Is the Chinese government serious about cracking down on online sales of counterfeit wines? Last month, an agency lashed out at Alibaba, the giant e-commerce site, for failing to curb the activities of unlicensed merchants and the sale of fake goods, including wine, on its sites. But the report was quickly retracted, leaving wineries and importers wondering if it was a warning shot or something else.
“The e-commerce market in China is rife with sellers who present wonderful-looking products, which turn out to be of a very different quality once they arrive at a customer’s door," John Watkins, CEO of major importer ASC Fine Wines, told Wine Spectator.
Alibaba, which owns e-commerce platforms Tmall and Taobao, a site similar to eBay, raised $25 billion in its IPO last September, making its founder, Jack Ma, the richest man in China. But Alibaba and Taobao made the United States Trade Representative's “Notorious Markets List” each year from 2008 to 2011. And a search of vendors on the sites will turn up wines with questionable labels and appellations.
Officials from the State Administration for Industry and Commerce (SAIC) first raised the issue of counterfeits with Alibaba executives at a meeting held July 17, 2014, in Hangzhou, prior to the IPO. The officials wanted to discuss a SAIC white paper detailing “the long-term existence of illegal problems regarding the management of transaction activity and other issues,” according to a translation of the report's text. The company began an effort to crack down on counterfeiters using its platforms before the IPO, according to wine merchants.
In January, the SAIC report was briefly made public and reported by Reuters. The SAIC found that Alibaba’s sites were havens for unlicensed merchants selling illegal imports and counterfeits, including fake wine, gambling equipment and wiretapping devices. It also accused Alibaba of allowing illegal advertising, taking bribes and failing to deal with fraud. The report was initially kept confidential so as not to affect the IPO, SAIC officials said.

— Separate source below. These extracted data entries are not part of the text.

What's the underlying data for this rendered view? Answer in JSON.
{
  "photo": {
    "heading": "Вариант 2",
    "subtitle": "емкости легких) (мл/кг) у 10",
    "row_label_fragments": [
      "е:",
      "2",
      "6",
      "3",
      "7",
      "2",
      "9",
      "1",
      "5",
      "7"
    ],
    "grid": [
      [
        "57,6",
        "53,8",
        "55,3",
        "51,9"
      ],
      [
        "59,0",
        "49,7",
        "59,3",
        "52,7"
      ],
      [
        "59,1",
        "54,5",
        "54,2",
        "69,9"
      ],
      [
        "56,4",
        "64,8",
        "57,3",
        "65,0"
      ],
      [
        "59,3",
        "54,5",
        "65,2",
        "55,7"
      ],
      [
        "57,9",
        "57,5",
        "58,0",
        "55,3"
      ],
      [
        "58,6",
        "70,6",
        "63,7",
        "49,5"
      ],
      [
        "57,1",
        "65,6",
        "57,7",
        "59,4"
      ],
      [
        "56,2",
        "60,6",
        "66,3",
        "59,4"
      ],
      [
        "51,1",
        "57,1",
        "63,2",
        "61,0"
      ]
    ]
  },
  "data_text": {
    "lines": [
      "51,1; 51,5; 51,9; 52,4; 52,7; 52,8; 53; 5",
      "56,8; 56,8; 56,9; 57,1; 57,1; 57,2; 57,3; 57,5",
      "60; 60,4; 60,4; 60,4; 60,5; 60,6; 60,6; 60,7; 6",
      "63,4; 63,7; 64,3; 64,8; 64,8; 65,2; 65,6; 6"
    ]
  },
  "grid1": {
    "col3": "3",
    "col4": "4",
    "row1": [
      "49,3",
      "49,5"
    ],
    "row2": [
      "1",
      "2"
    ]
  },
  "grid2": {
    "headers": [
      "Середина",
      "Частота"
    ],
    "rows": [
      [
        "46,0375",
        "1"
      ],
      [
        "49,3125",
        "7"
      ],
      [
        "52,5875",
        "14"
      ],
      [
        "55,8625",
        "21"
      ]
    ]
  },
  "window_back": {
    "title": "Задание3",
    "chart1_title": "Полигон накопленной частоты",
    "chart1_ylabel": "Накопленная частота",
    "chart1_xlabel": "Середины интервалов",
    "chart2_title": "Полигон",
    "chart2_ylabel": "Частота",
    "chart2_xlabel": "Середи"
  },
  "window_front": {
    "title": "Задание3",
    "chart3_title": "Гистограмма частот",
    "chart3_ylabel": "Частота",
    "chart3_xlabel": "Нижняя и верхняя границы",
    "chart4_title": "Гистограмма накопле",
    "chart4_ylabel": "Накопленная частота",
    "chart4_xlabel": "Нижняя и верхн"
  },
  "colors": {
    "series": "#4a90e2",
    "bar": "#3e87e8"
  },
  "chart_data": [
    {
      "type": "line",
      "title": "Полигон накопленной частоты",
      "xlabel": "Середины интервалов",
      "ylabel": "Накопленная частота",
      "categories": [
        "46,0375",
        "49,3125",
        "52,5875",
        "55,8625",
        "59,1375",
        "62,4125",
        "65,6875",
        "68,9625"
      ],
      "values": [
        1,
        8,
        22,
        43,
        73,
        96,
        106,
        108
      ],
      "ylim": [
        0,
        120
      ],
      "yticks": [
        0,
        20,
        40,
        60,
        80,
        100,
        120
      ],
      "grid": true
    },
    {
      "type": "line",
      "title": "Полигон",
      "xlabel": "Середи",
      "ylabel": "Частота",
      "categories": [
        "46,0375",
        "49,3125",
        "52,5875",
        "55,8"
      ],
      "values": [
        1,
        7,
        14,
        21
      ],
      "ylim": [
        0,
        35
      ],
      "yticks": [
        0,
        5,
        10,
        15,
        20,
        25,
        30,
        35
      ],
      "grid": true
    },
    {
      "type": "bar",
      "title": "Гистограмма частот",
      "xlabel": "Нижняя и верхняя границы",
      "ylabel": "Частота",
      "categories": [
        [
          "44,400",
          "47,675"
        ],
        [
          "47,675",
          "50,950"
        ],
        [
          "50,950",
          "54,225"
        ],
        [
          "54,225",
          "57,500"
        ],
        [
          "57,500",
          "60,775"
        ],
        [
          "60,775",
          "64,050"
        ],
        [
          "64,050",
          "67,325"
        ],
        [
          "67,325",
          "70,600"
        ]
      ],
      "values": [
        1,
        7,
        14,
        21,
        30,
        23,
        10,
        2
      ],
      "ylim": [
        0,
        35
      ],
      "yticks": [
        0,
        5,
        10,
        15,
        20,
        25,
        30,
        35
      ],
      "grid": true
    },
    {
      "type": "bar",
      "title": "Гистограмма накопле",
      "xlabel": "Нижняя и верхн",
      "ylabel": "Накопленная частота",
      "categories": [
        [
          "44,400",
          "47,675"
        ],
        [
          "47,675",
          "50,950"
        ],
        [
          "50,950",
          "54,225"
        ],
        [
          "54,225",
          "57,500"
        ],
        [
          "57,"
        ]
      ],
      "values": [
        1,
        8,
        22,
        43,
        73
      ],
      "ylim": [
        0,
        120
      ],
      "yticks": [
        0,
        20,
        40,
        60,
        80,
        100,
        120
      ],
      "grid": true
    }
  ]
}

But two days later, the SAIC posted a follow-up statement on its website saying the report was in fact not a white paper and carried no legal force. "The most recent SAIC posting speaks for itself. We feel vindicated," an Alibaba spokesperson said in a statement.
The incident has triggered concern over the online sale of fake goods, including wine. Many legitimate wine sellers such as Torres, Penfolds, Jacob’s Creek and ASC Fine Wines have stores on Tmall.
Several wine merchants declined to comment on the sensitive issue. Watkins says his team works with Alibaba for ASC’s Tmall shop, and he believes Alibaba is determined to stop the sale of counterfeit goods. But, he admits, e-commerce platforms in China, as in other countries, still need to improve their self-policing.
Currently, the wine trade can unmask a counterfeiter or unlicensed vendor online and ask for the site to be taken down. But nothing stops the fraudsters from relaunching under another name. Alibaba is cooperating with the government to create new regulations, and online retailers say they expect new measures to come into effect.
“The government regards the issue very seriously and is working actively with key industry players to tackle the problem,” said Watkins. The problems are similar to ones experienced by sites like eBay.
“Buying online requires even more vigilance about fakes, said Watkins. "Online purchases are natural targets for counterfeiters, because consumers do not see the exact item they purchase, only a generic picture and description.”
But in China, the stakes are particularly high for the wine trade. The Internet is the fourth-most popular channel for buying wine in China. The U.K. group Wine Intelligence released a study in 2014 showing that 33.4 million Chinese adults drink imported wine and use the Internet. More than 20 million look for wine information online and 16 million buy wine online. Of the top five stores for wine in China, two are online.
The potential for growth is massive. The Wine Intelligence study said 46 percent of the population uses the Internet—roughly 618 million people. Of those, 302 million shop online.
The growth in Internet wine sales and wine education is one of the more recent evolutions in the rapidly evolving Chinese market. And the majority of the wines being purchased online are for drinking rather than gifting.
In recent years, the Chinese imported-wine boom was driven by expensive wine, mainly Bordeaux classified-growths, destined for lavish banquets and influencing officials. That market dissolved almost entirely following the anticorruption campaign the government launched in 2012. Sales have shifted to more modestly priced wines that Chinese consumers uncork and enjoy.
Unfortunately, Wine Intelligence found that the No. 1 barrier to buying wine online was that customers did not know whether the wines they were purchasing were real or fake. “To ensure one purchases authentic products, we strongly recommend online wine purchasers to buy from reputable e-tailers,” said Watkins.
Many companies are awarding exclusive distribution rights in an effort to outsmart crooks. If the wine pops up somewhere else, it’s either being sold by an unlicensed vendor or a fake. In both cases the legitimate distributor and brand owner can take action, explained Watkins. In the case of Internet sales, they can shut down the website.
“We signed up five authorized e-tailers from different parts of China to sell DBR Lafite wines," he said. "If consumers buy DBR Lafite from these e-tailers or from ASC’s shop on Tmall, they can be confident they are buying genuine products.”